On a day-to-day, my focus is figuring out the best way to capture sound for the scene or the action that we are tackling. Can it be achieved with just a boom mic or should I also wire someone? Can I stash a mic somewhere? Most times, I find myself problem-solving, particularly when figuring out how to make the location or environment work best (read: not be noisy). To me, technically, it is all about optimal microphone placement, with a transparent signal reproduction and signal-to-noise ratio. Creatively, it is about making sure that performances or real-life moments are captured.
8. What future projects do you plan to use DPA mics on? Can you tell me a little bit about them?

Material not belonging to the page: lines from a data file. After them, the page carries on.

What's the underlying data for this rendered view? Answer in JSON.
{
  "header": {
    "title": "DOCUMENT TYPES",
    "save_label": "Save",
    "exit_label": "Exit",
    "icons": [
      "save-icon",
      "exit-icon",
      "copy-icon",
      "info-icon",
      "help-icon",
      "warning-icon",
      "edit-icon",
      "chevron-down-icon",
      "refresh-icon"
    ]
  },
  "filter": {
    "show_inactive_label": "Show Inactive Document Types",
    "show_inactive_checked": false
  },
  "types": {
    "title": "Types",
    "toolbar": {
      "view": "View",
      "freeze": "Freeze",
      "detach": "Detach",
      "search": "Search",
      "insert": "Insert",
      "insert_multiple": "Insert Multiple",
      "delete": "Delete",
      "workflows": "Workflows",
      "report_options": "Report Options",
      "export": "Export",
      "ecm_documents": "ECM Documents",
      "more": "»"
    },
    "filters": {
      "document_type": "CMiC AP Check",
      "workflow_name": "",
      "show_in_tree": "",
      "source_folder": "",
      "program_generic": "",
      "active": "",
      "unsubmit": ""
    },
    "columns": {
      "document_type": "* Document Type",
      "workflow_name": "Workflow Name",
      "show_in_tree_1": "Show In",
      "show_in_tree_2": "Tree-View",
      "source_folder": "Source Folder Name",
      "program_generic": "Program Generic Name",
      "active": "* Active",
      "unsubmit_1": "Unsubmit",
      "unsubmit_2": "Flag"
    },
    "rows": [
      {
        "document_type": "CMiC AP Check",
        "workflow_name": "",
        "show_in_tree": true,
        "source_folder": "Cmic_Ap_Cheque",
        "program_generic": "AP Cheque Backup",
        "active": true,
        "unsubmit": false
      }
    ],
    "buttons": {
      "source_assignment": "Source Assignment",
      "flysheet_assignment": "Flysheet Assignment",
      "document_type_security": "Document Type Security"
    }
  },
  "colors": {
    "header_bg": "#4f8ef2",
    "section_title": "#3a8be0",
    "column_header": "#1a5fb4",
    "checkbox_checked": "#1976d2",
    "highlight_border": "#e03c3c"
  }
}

My company is currently developing a few interactive projects where we will likely use DPA microphones for sound recording, unfortunately I can’t mention any specifics at this point in time. However, I just finished production on an upcoming ESPN documentary on retired NBA player and NBA Cares Ambassador, Felipe Lopez. The project has been very special to me, both as a Dominican-born immigrant myself, as well as a basketball fan. To paint the picture: the very first professional basketball game I ever attended was a pre-season exhibition match between the Miami Heat and the Minnesota Timberwolves (the team on which Felipe played at the time) back in 2002 in the Dominican Republic. I remember that day perfectly – the Dominican-filled crowd cheered non-stop for Felipe, and the Timberwolves won the game. To work on a documentary about him nearly 20 years later feels like fate, and it will forever hold a very special place in my heart.
I wouldn’t have been able to capture all the vérité moments without the 4063
lavalier mic and the d:dicate 4017B shotgun microphones
9. Where do you see the audio industry for TV and film going in the next five years? Do you see any major trends that will affect how you work in the future?
This is a tough question, and I don’t know that I have the right answer. It’s sometimes hard to see what lies ahead when you’re right in the middle of it, but I see and hope for growth both in the tools we use and in our creativity in how we use them. The language of filmmaking continues to evolve in such an impressive way, producing some breath-taking dynamic stories and cinematic styles. These can present a challenge to the sound department and how we are able to do our jobs, but I do believe that there are some creative solutions that can be achieved, especially when you have the entire crew on your side.
I think we will see more content that continues to push the boundaries, requiring the innovative deployment of boom, lav and plant mics. Higher multi-track count will probably become more widespread – and I’m not talking eight to 12 tracks, but upwards of 20 and 30 tracks. I do also hope to see bigger sound departments to help accommodate these new challenges.
Recruited into the DPA Master's Club by Leonardo Romero Velasquez, DPA’s Latin American sales director, and Christopher Spahr, DPA’s U.S. vice president of sales and marketing (on separate occasions), Frías has great praise and enthusiasm DPA’s lavalier microphones.